Research Initiatives

ProNET – Psychosis Risk Outcomes Network

ProNET is an international study involving 26 research sites both in the U.S. and abroad! ProNET aims to understand the heterogeneity in the illness course of CHR in order to improve treatment using a combination of clinical interviews, biomarkers (EEG and MRI), genetics (blood and saliva samples), and cognition and neuropsychological testing.

ProNET is part of the Accelerating Medicines Partnership: Schizophrenia (AMP SCZ). Learn more: https://www.ampscz.org/


CAPR – Computerized Assessment of Psychosis Risk

Early identification of young people at clinical high risk for psychosis is crucial for providing early intervention, which can ultimately improve illness course and could even prevent onset of psychosis entirely. Current methods for early detection of psychosis risk lack specificity, require extensive training, and are only available at select research sites in the United States. 

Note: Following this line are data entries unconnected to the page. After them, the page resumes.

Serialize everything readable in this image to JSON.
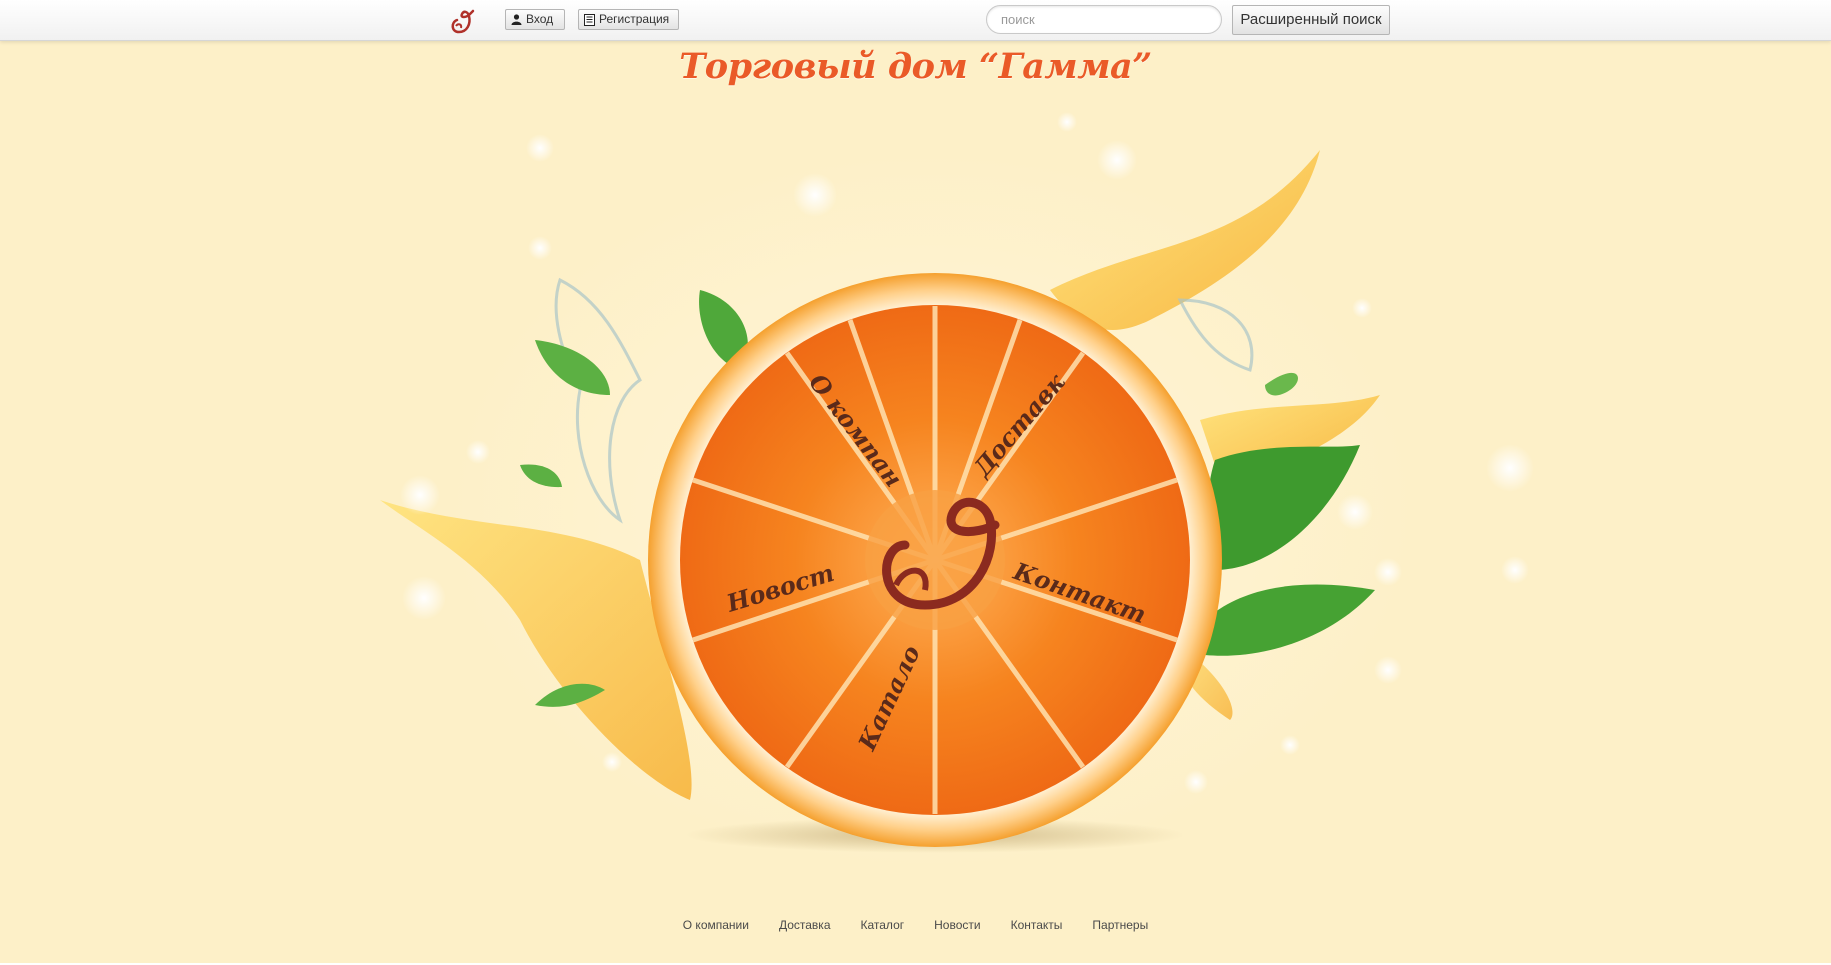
{
  "topbar": {
    "login_label": "Вход",
    "register_label": "Регистрация",
    "search_placeholder": "поиск",
    "advanced_search_label": "Расширенный поиск"
  },
  "site_title": "Торговый дом “Гамма”",
  "orange_menu": {
    "about": "О компании",
    "delivery": "Доставка",
    "news": "Новости",
    "contacts": "Контакты",
    "catalog": "Каталог"
  },
  "footer_nav": [
    "О компании",
    "Доставка",
    "Каталог",
    "Новости",
    "Контакты",
    "Партнеры"
  ],
  "colors": {
    "background": "#fdf0c8",
    "title": "#ea5a28",
    "orange_flesh": "#f47a1c",
    "orange_rind": "#f6a238",
    "menu_text": "#5a2a1a",
    "logo": "#8b2a1f",
    "leaf": "#3e9a2e"
  },
  "icons": [
    "gamma-logo-icon",
    "user-icon",
    "register-form-icon"
  ]
}
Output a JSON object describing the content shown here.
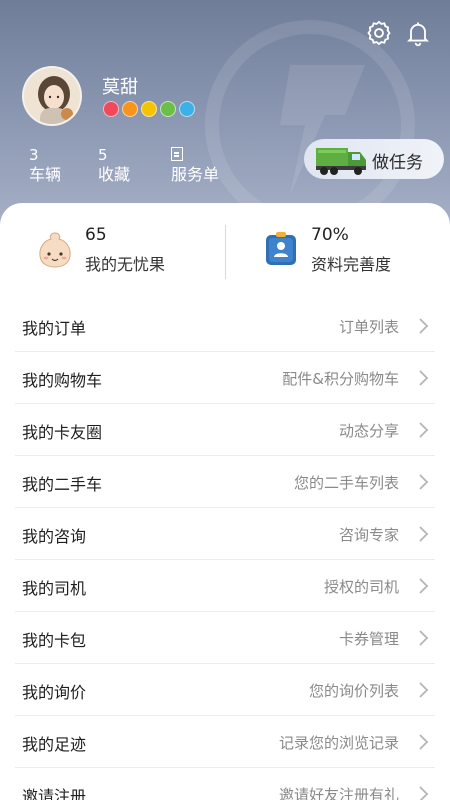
{
  "header": {
    "username": "莫甜",
    "badge_colors": [
      "#f04a5a",
      "#f7941d",
      "#f5c400",
      "#6cc04a",
      "#3db0e6"
    ],
    "stats": [
      {
        "value": "3",
        "label": "车辆"
      },
      {
        "value": "5",
        "label": "收藏"
      },
      {
        "value": "",
        "label": "服务单"
      }
    ],
    "task_button": "做任务"
  },
  "summary": {
    "left": {
      "value": "65",
      "label": "我的无忧果"
    },
    "right": {
      "value": "70%",
      "label": "资料完善度"
    }
  },
  "menu": [
    {
      "title": "我的订单",
      "sub": "订单列表"
    },
    {
      "title": "我的购物车",
      "sub": "配件&积分购物车"
    },
    {
      "title": "我的卡友圈",
      "sub": "动态分享"
    },
    {
      "title": "我的二手车",
      "sub": "您的二手车列表"
    },
    {
      "title": "我的咨询",
      "sub": "咨询专家"
    },
    {
      "title": "我的司机",
      "sub": "授权的司机"
    },
    {
      "title": "我的卡包",
      "sub": "卡券管理"
    },
    {
      "title": "我的询价",
      "sub": "您的询价列表"
    },
    {
      "title": "我的足迹",
      "sub": "记录您的浏览记录"
    },
    {
      "title": "邀请注册",
      "sub": "邀请好友注册有礼"
    }
  ],
  "colors": {
    "accent": "#2f6fb4",
    "header": "#7f8ca8"
  }
}
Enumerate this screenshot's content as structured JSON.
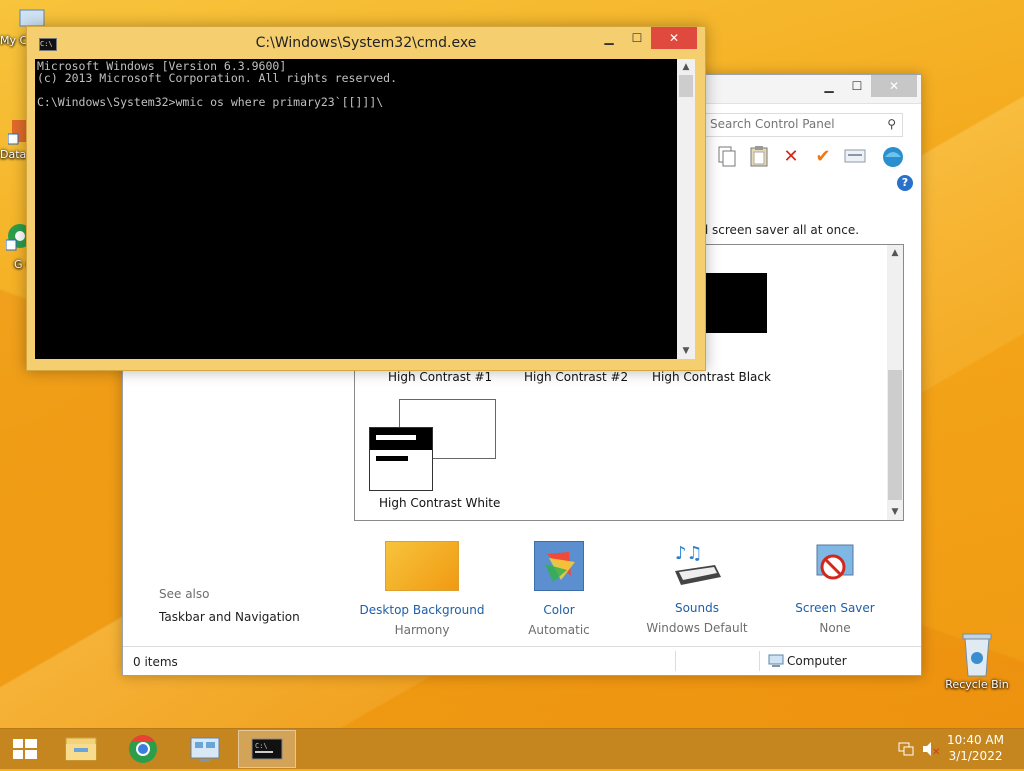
{
  "desktop": {
    "icons": [
      {
        "label": "My C"
      },
      {
        "label": "Data"
      },
      {
        "label": "G C"
      },
      {
        "label": "Recycle Bin"
      }
    ]
  },
  "control_panel": {
    "search_placeholder": "Search Control Panel",
    "description": "nd screen saver all at once.",
    "themes": [
      "High Contrast #1",
      "High Contrast #2",
      "High Contrast Black",
      "High Contrast White"
    ],
    "see_also_label": "See also",
    "see_also_link": "Taskbar and Navigation",
    "personalize": [
      {
        "label": "Desktop Background",
        "sub": "Harmony"
      },
      {
        "label": "Color",
        "sub": "Automatic"
      },
      {
        "label": "Sounds",
        "sub": "Windows Default"
      },
      {
        "label": "Screen Saver",
        "sub": "None"
      }
    ],
    "status_items": "0 items",
    "status_computer": "Computer"
  },
  "cmd": {
    "title": "C:\\Windows\\System32\\cmd.exe",
    "icon_text": "C:\\",
    "lines": [
      "Microsoft Windows [Version 6.3.9600]",
      "(c) 2013 Microsoft Corporation. All rights reserved.",
      "",
      "C:\\Windows\\System32>wmic os where primary23`[[]]]\\"
    ]
  },
  "taskbar": {
    "time": "10:40 AM",
    "date": "3/1/2022"
  },
  "colors": {
    "cmd_frame": "#f5cf6f",
    "taskbar": "#c58620",
    "link_blue": "#1e5fa8"
  }
}
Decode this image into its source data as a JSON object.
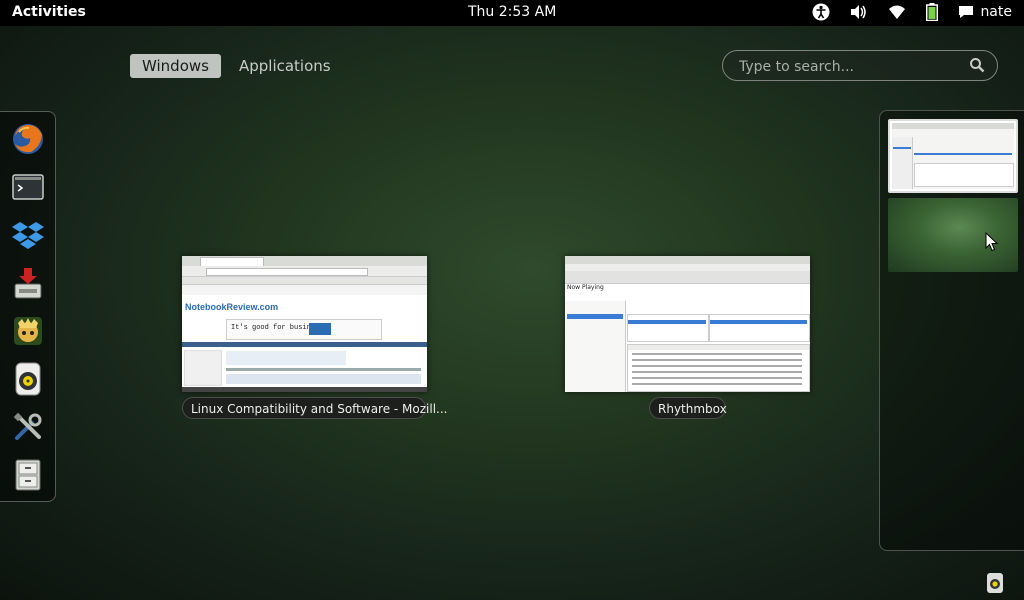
{
  "panel": {
    "activities": "Activities",
    "clock": "Thu  2:53 AM",
    "user": "nate",
    "tray_icons": [
      "accessibility-icon",
      "volume-icon",
      "wifi-icon",
      "battery-icon",
      "chat-icon"
    ]
  },
  "tabs": {
    "windows": "Windows",
    "applications": "Applications",
    "active": "Windows"
  },
  "search": {
    "placeholder": "Type to search..."
  },
  "dash": {
    "items": [
      {
        "name": "firefox-icon"
      },
      {
        "name": "terminal-icon"
      },
      {
        "name": "dropbox-icon"
      },
      {
        "name": "software-installer-icon"
      },
      {
        "name": "game-icon"
      },
      {
        "name": "rhythmbox-icon"
      },
      {
        "name": "settings-icon"
      },
      {
        "name": "file-cabinet-icon"
      }
    ]
  },
  "windows": [
    {
      "title": "Linux Compatibility and Software - Mozill..."
    },
    {
      "title": "Rhythmbox"
    }
  ],
  "firefox_thumb": {
    "site": "NotebookReview.com",
    "ad": "It's good for business."
  },
  "rhythmbox_thumb": {
    "header": "Now Playing"
  },
  "colors": {
    "accent_blue": "#3a7bd5",
    "panel": "#000000"
  }
}
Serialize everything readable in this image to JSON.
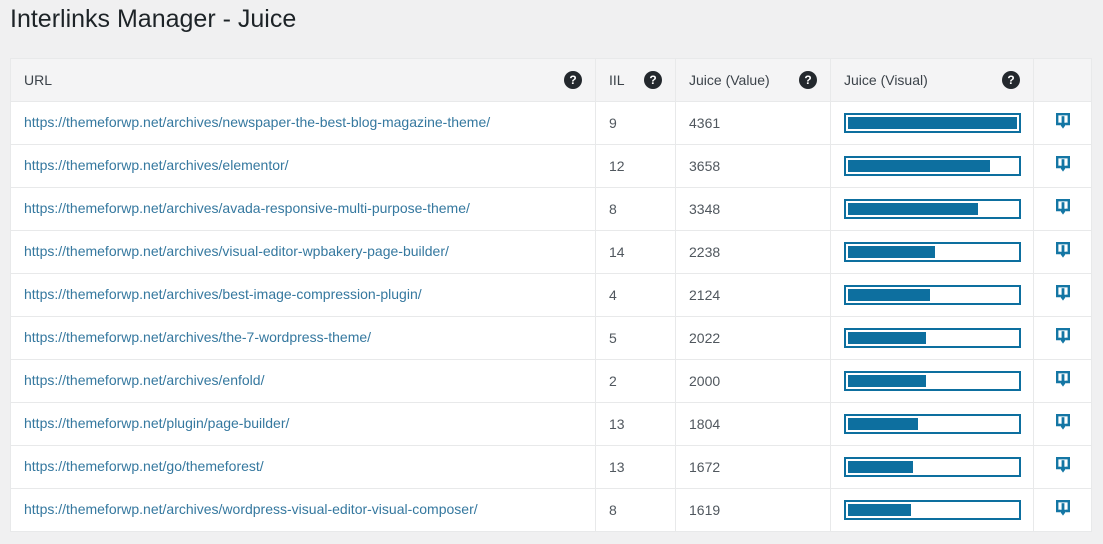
{
  "page": {
    "title": "Interlinks Manager - Juice"
  },
  "colors": {
    "accent_blue": "#0d6f9f",
    "link_blue": "#35789f",
    "help_icon_bg": "#23282d",
    "header_bg": "#f4f4f5",
    "page_bg": "#f0f0f1"
  },
  "icons": {
    "help_glyph": "?",
    "row_action": "download-arrow"
  },
  "table": {
    "columns": {
      "url": {
        "label": "URL"
      },
      "iil": {
        "label": "IIL"
      },
      "juice_value": {
        "label": "Juice (Value)"
      },
      "juice_visual": {
        "label": "Juice (Visual)"
      },
      "actions": {
        "label": ""
      }
    },
    "max_juice": 4361,
    "rows": [
      {
        "url": "https://themeforwp.net/archives/newspaper-the-best-blog-magazine-theme/",
        "iil": "9",
        "juice": 4361
      },
      {
        "url": "https://themeforwp.net/archives/elementor/",
        "iil": "12",
        "juice": 3658
      },
      {
        "url": "https://themeforwp.net/archives/avada-responsive-multi-purpose-theme/",
        "iil": "8",
        "juice": 3348
      },
      {
        "url": "https://themeforwp.net/archives/visual-editor-wpbakery-page-builder/",
        "iil": "14",
        "juice": 2238
      },
      {
        "url": "https://themeforwp.net/archives/best-image-compression-plugin/",
        "iil": "4",
        "juice": 2124
      },
      {
        "url": "https://themeforwp.net/archives/the-7-wordpress-theme/",
        "iil": "5",
        "juice": 2022
      },
      {
        "url": "https://themeforwp.net/archives/enfold/",
        "iil": "2",
        "juice": 2000
      },
      {
        "url": "https://themeforwp.net/plugin/page-builder/",
        "iil": "13",
        "juice": 1804
      },
      {
        "url": "https://themeforwp.net/go/themeforest/",
        "iil": "13",
        "juice": 1672
      },
      {
        "url": "https://themeforwp.net/archives/wordpress-visual-editor-visual-composer/",
        "iil": "8",
        "juice": 1619
      }
    ]
  }
}
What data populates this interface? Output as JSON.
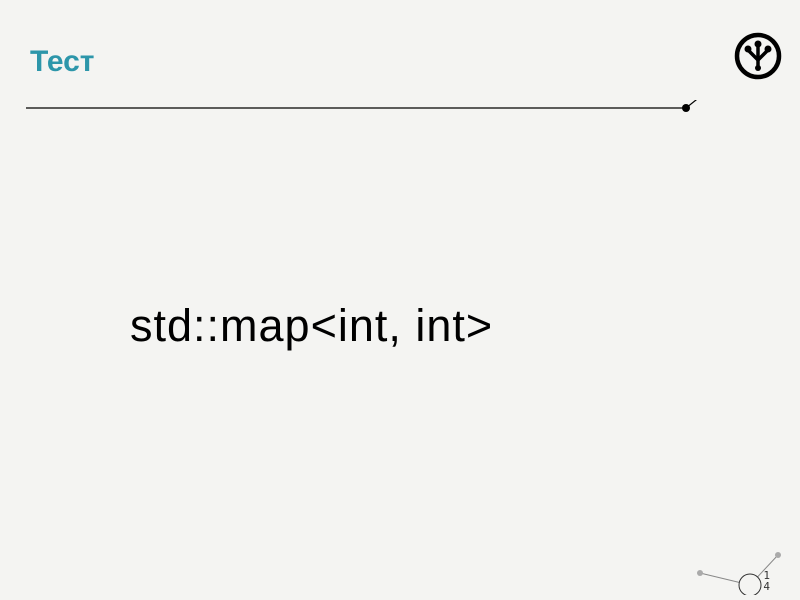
{
  "slide": {
    "title": "Тест",
    "content": "std::map<int, int>",
    "page_number_line1": "1",
    "page_number_line2": "4"
  }
}
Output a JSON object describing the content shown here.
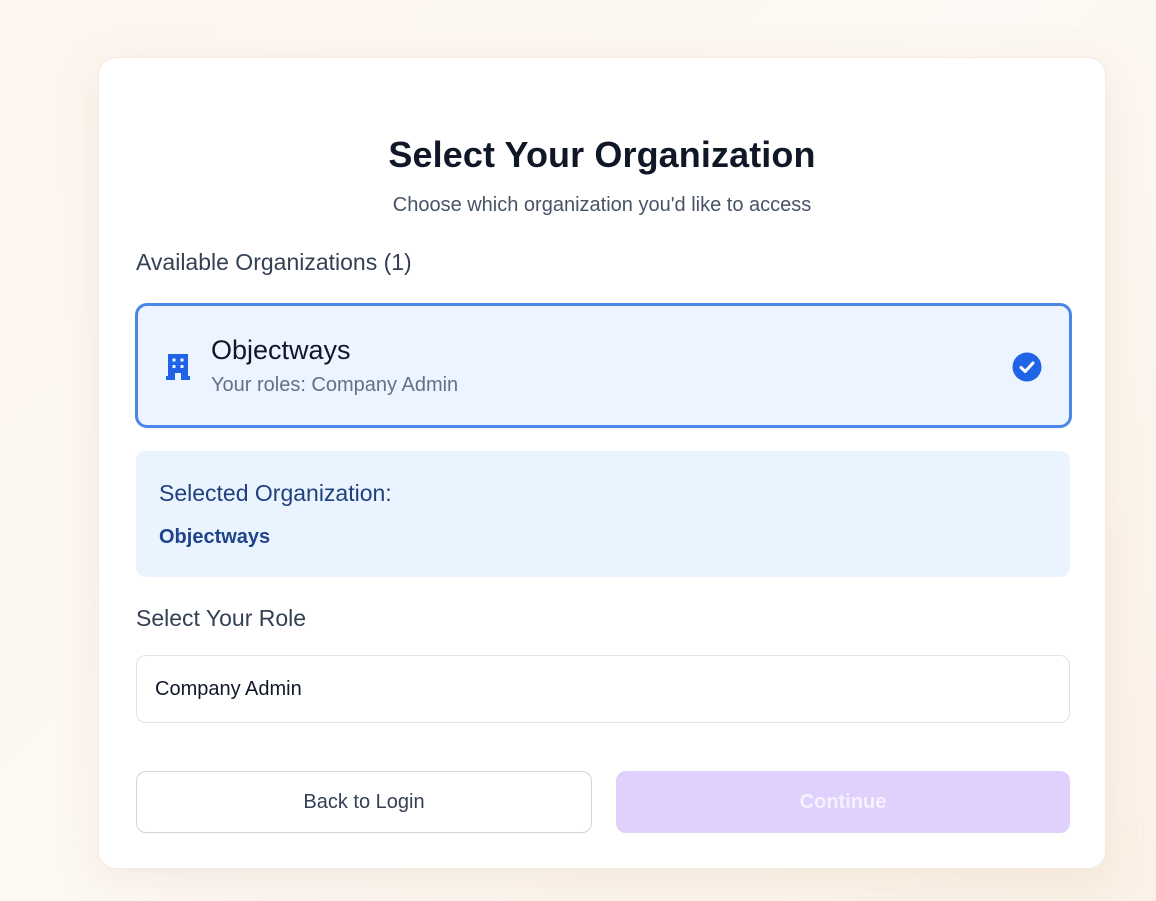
{
  "header": {
    "title": "Select Your Organization",
    "subtitle": "Choose which organization you'd like to access"
  },
  "organizations": {
    "label": "Available Organizations (1)",
    "items": [
      {
        "name": "Objectways",
        "roles": "Your roles: Company Admin",
        "icon": "building-icon",
        "selected": true
      }
    ]
  },
  "selection": {
    "label": "Selected Organization:",
    "value": "Objectways"
  },
  "role": {
    "label": "Select Your Role",
    "value": "Company Admin"
  },
  "actions": {
    "back_label": "Back to Login",
    "continue_label": "Continue"
  },
  "colors": {
    "accent": "#4a86e8",
    "check": "#1f63e6",
    "selected_bg": "#ebf4ff",
    "continue_disabled": "#dfd1fb"
  }
}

CAPR  is a multi-site study aiming to broaden psychosis risk screening by developing a widely accessible computerized task battery that can  identify those who are at risk of developing psychosis. We aim to use existing knowledge of the neurobiological mechanisms that underly the hallmark symptoms of psychosis to develop a battery that is domain sensitive and has a high reliability of prediction. In order to create this battery, we must determine which tasks are most effective for predicting psychosis risk and illness course. We have chosen 12 behavioral tasks which participants will complete on the computer. Participants will also complete a series of interviews and assessments to determine eligibility and assess for presence of psychosis risk syndromes. 

This project is part of a collaborative R01 grant funded by the National Institute of Mental Health with five other data collection sites.


YST – Youth Nominated Support Teams

Psychotic disorders are characterized by high rates of suicidal ideation and behavior, and the risk for suicide appears to be the greatest during the earliest stages of psychosis. Previous research has shown that majority of youth at clinical high risk for psychosis (CHR) experience suicidal ideation and that approximately 1 in 5 make at least one attempt. The YST intervention has recently been shown to reduce mortality
among adolescents and is potentially highly adaptable within the context of existing CHR services. YST is intended as an adjunctive treatment and is primarily delivered towards support persons rather than the youth themselves, and therefore would not interfere or overlap with the already extensive direct services provided in CHR treatment settings. The proposed project intends to adapt the YST intervention for CHR populations and to provide pilot efficacy data for a larger subsequent randomized trial.


MAP Study – Multisite Assessment of Psychosis-risk

The entry criteria CHR studies have traditionally required that participants have a mental health provider at the time of assessment. This criterion has functioned as a proxy for distress and/or psychosocial impairment, with the intention of targeting a group of people who may be truly at risk for a serious illness like schizophrenia. As a result, however, the knowledge of CHR to date is restricted to those with significant and developed psychiatric histories. Thus far there is limited research on the epidemiology, assessment, and trajectories of those with CHR syndromes in the general (potentially non-help-seeking) population.
 
In the first study of its kind, the PREVENT team and its collaborators at Temple and Northwestern are developing a novel screening instrument to detect psychosis-risk in the general population. Several thousand adolescents and young adults in four major cities (Baltimore, Irvine, Philadelphia, and Chicago) will be recruited from the community and surveyed for known psychosocial and environmental risk factors for psychosis, including psychostic experiences, sleep disturbances, and levels of stress exposure, among others. High-scoring participants and a random sample of low-scoring participants are subsequently invited into the laboratory for an in-depth, gold-standard clinical assessment of CHR and other psychiatric syndromes. The combined results of these two study phases will be used to empirically develop a brief self-report instrument with high ability to assess the likelihood of meeting CHR criteria and challenges in functioning.
 
This epidemiological study was recently funded by a large (R01) grant from the National Institute of Mental Health. Clinical and research opportunities are available under this study for interested postdoctoral applicants, predoctoral interns, graduate students, and postbaccalaureate students interested in joining Dr. Schiffman’s lab.